O fato de as estruturas do capitalismo asiático serem historicamente atrasadas e incapazes a médio prazo de resistirem economicamente ao mercado mundial pode ser dissimulado no presente pela concessão de vantagens concorrenciais de curto prazo, que numa certa perspectiva constituem os (temporários) “windfall profits” da incompatibilidade histórica _mas isto somente para minorias em alguns poucos países.


O principal fator não são porém as formas especificamente asiáticas do “capital cultural”, mas os elevados índices de crescimento a partir de bases reduzidas, como já se observara antes em outros países recém-industrializados, a exemplo da União Soviética na década de 30, sem que disso redundasse um novo “modelo de sucesso”. Apenas diante desse pano de fundo econômico é que as relações autoritárias de lealdade podem desempenhar por algum tempo o papel de esteio do sucesso.


Se neste respeito tanto a relação do cidadão com o Estado quanto a do assalariado com o empregador são reinterpretadas quase como um vínculo pessoal de lealdade de “príncipe para criado”, isso não passa de uma máscara para a reificação e anonimização capitalista de todas as estruturas sociais.

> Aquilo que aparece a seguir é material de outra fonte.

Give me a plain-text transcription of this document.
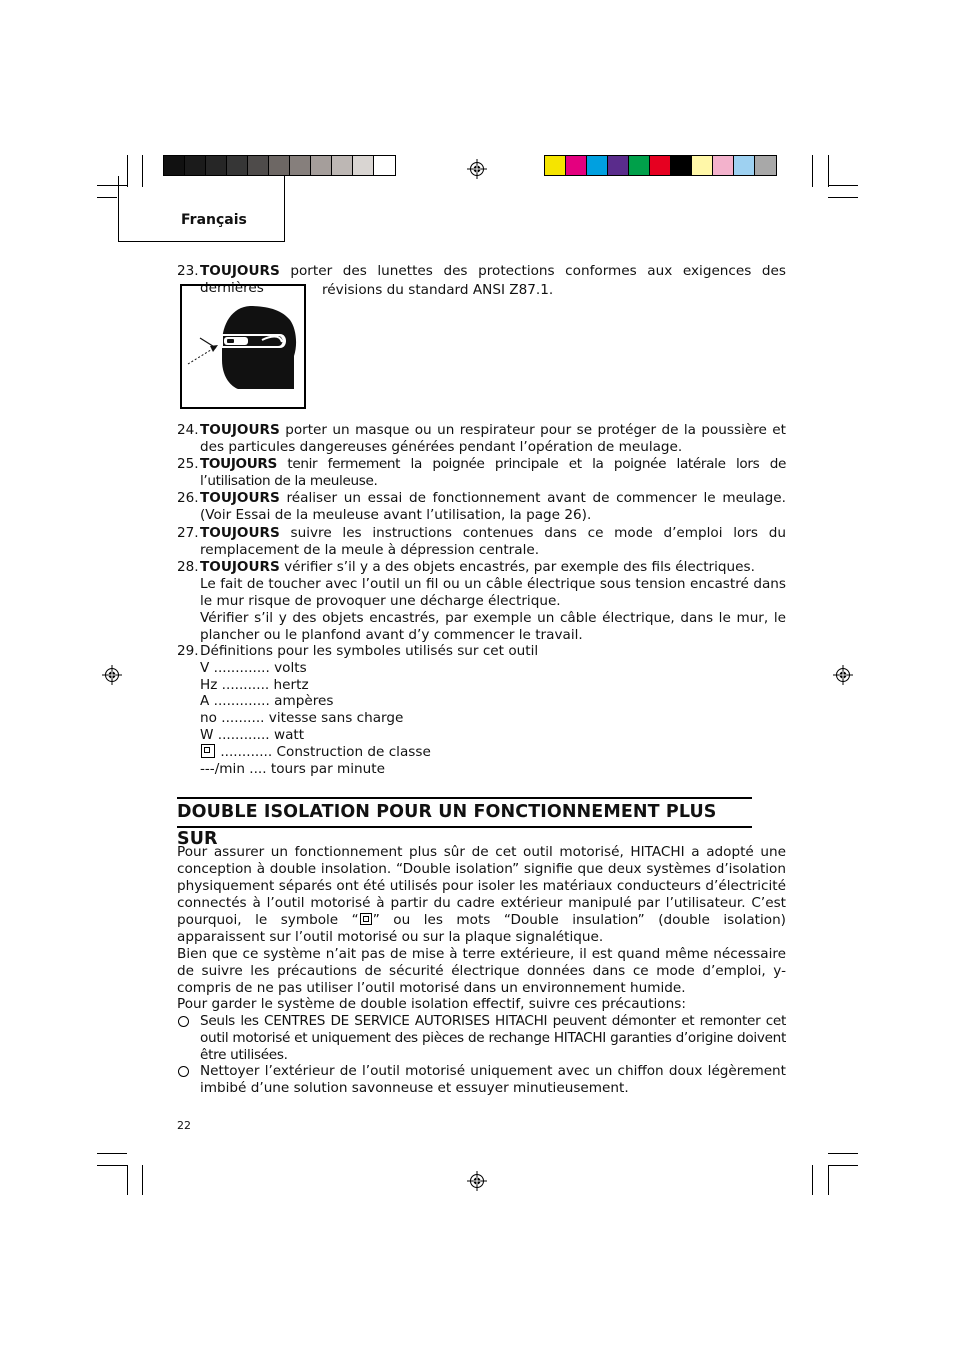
Français
23. TOUJOURS porter des lunettes des protections conformes aux exigences des dernières	révisions du standard ANSI Z87.1.
24. TOUJOURS porter un masque ou un respirateur pour se protéger de la poussière et des particules dangereuses générées pendant l’opération de meulage.
25. TOUJOURS tenir fermement la poignée principale et la poignée latérale lors de l’utilisation de la meuleuse.
26. TOUJOURS réaliser un essai de fonctionnement avant de commencer le meulage. (Voir Essai de la meuleuse avant l’utilisation, la page 26).
27. TOUJOURS suivre les instructions contenues dans ce mode d’emploi lors du remplacement de la meule à dépression centrale.
28. TOUJOURS vérifier s’il y a des objets encastrés, par exemple des fils électriques.
Le fait de toucher avec l’outil un fil ou un câble électrique sous tension encastré dans le mur risque de provoquer une décharge électrique.
Vérifier s’il y des objets encastrés, par exemple un câble électrique, dans le mur, le plancher ou le planfond avant d’y commencer le travail.
29. Définitions pour les symboles utilisés sur cet outil
V ............. volts
Hz ........... hertz
A ............. ampères
no .......... vitesse sans charge
W ............ watt
............ Construction de classe
---/min .... tours par minute
DOUBLE ISOLATION POUR UN FONCTIONNEMENT PLUS SUR
Pour assurer un fonctionnement plus sûr de cet outil motorisé, HITACHI a adopté une conception à double insolation. “Double isolation” signifie que deux systèmes d’isolation physiquement séparés ont été utilisés pour isoler les matériaux conducteurs d’électricité connectés à l’outil motorisé à partir du cadre extérieur manipulé par l’utilisateur. C’est pourquoi, le symbole “ ” ou les mots “Double insulation” (double isolation) apparaissent sur l’outil motorisé ou sur la plaque signalétique.
Bien que ce système n’ait pas de mise à terre extérieure, il est quand même nécessaire de suivre les précautions de sécurité électrique données dans ce mode d’emploi, y-compris de ne pas utiliser l’outil motorisé dans un environnement humide.
Pour garder le système de double isolation effectif, suivre ces précautions:
Seuls les CENTRES DE SERVICE AUTORISES HITACHI peuvent démonter et remonter cet outil motorisé et uniquement des pièces de rechange HITACHI garanties d’origine doivent être utilisées.
Nettoyer l’extérieur de l’outil motorisé uniquement avec un chiffon doux légèrement imbibé d’une solution savonneuse et essuyer minutieusement.
22
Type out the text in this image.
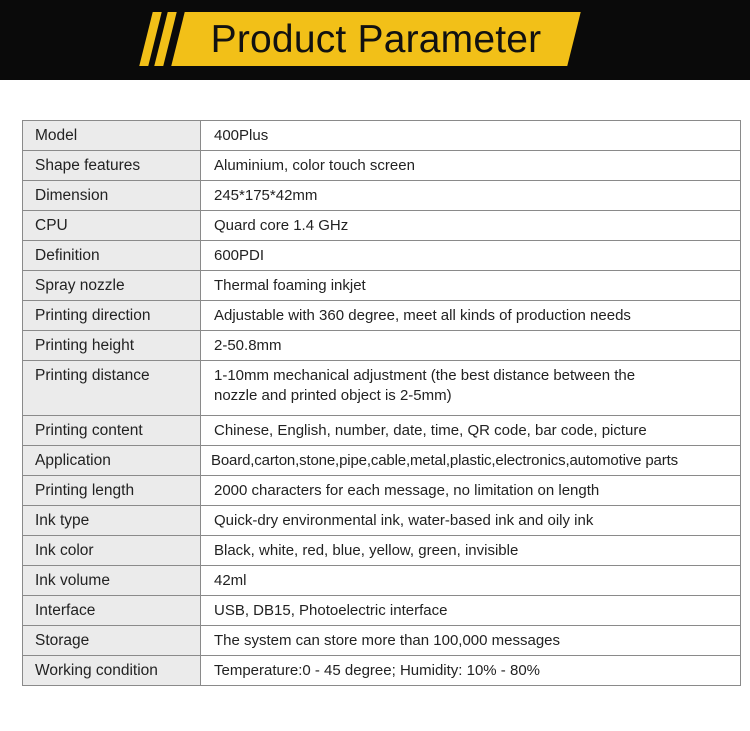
Product Parameter
Model	400Plus
Shape features	Aluminium, color touch screen
Dimension	245*175*42mm
CPU	Quard core 1.4 GHz
Definition	600PDI
Spray nozzle	Thermal foaming inkjet
Printing direction	Adjustable with 360 degree, meet all kinds of production needs
Printing height	2-50.8mm
Printing distance	1-10mm mechanical adjustment (the best distance between the
nozzle and printed object is 2-5mm)

Printing content	Chinese, English, number, date, time, QR code, bar code, picture
Application	Board,carton,stone,pipe,cable,metal,plastic,electronics,automotive parts
Printing length	2000 characters for each message, no limitation on length
Ink type	Quick-dry environmental ink, water-based ink and oily ink
Ink color	Black, white, red, blue, yellow, green, invisible
Ink volume	42ml
Interface	USB, DB15, Photoelectric interface
Storage	The system can store more than 100,000 messages
Working condition	Temperature:0 - 45 degree; Humidity: 10% - 80%
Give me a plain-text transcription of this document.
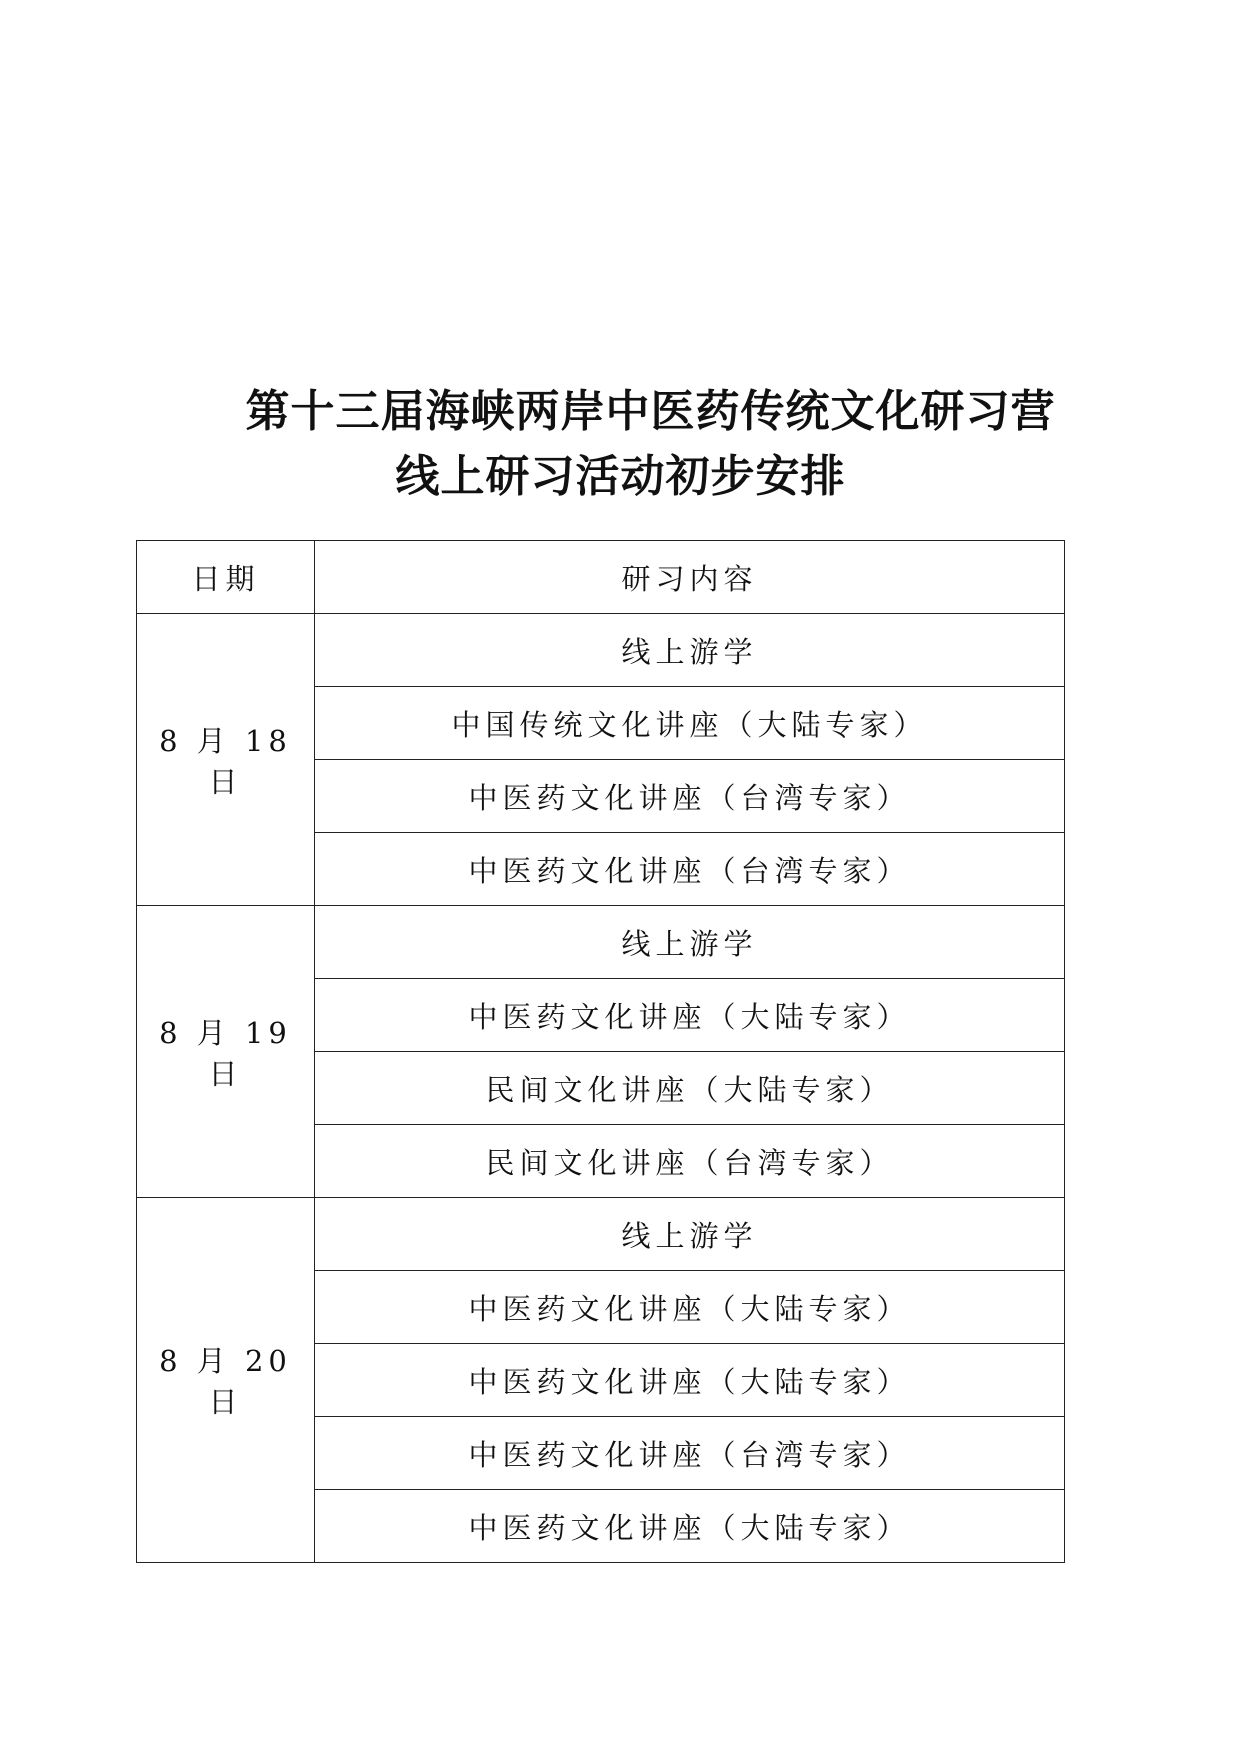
第十三届海峡两岸中医药传统文化研习营
线上研习活动初步安排
日期	研习内容
8 月 18 日	线上游学
	中国传统文化讲座（大陆专家）
	中医药文化讲座（台湾专家）
	中医药文化讲座（台湾专家）
8 月 19 日	线上游学
	中医药文化讲座（大陆专家）
	民间文化讲座（大陆专家）
	民间文化讲座（台湾专家）
8 月 20 日	线上游学
	中医药文化讲座（大陆专家）
	中医药文化讲座（大陆专家）
	中医药文化讲座（台湾专家）
	中医药文化讲座（大陆专家）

O pré-capitalismo europeu também foi testemunha de empreendimentos patriarcais, nos quais a dependência social manifestava-se como relação do “senhor” com seu “séquito”. Da mesma forma, a intervenção autoritária do Estado na economia e o patrocínio de associações corporativas a serviço da “nação”, desde o absolutismo até as ditaduras modernizadoras do século 20, foram tão-somente uma “fase de crisálida” da moderna democracia capitalista e seu individualismo abstrato, corruptor de todo tipo de lealdade social.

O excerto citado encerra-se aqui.